10 thoughts on “Open-Air, Sacramentality & Echoes

    1. Good morning, Maureen:

      I’ve just been looking through your blog and encountered your words and photo for ‘Purity’ – liking both; also, moving to seeing the Christchurch video with Coldplay’s ‘Fix You.’

      I’m liking the moodiness of the inside window images, too.

      Thanks for looking in … take care 🙂

    1. Hello, hello, Laurie – thank you for coming on a portion of our visual trek through Antigua.

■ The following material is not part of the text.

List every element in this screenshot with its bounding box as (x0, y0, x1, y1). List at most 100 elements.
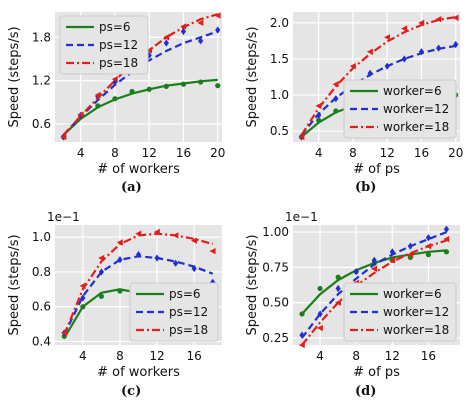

      If you’d asked me what I would have been doing in February twelve months ago I wouldn’t have been able to imagine the possibility of leaving Alberta’s snow-covered terrain and taking my daughter along with a group comprised of twenty-two other parents/students on a service learning trip to a third world country in Central America. As my administrator completed her masters’ thesis, in proofreading for her, I learned more and more about the globalization of education and service learning as the next entity or form education would take in our very near future. Our Guatemala trip was a next step to realizing and bringing these educational trends to fruition and it was something she and I and our children were able to participate in – something good.

      How about you, though? I haven’t had any time recently to sit down and investigate your blog. Am I to read about a new Harley Davidson soon? And, camera-wise have you made a decision about a DSLR or perhaps investigating all that iPhonography holds?

      Take care, 😉

    1. Hello again:

      I’m with you on the staircase and window image – that was the interior of a below ground echo chamber in the convent; where the light is and isn’t is hugely interesting, here.

      Take care … 🙂

    1. Hey there:

      With post-processing my view is that we should not only render the image as close as possible to reality and what was, but we should also always investigate the opportunities that our visual curiosity in relation to the trajectory of edit(s) provides. And, if post-processing causes the visual narrative to open-out for the viewer/observer by way of emphasis or enhancement, we’re on the right track – that would be what ‘art’ does, and, what art is.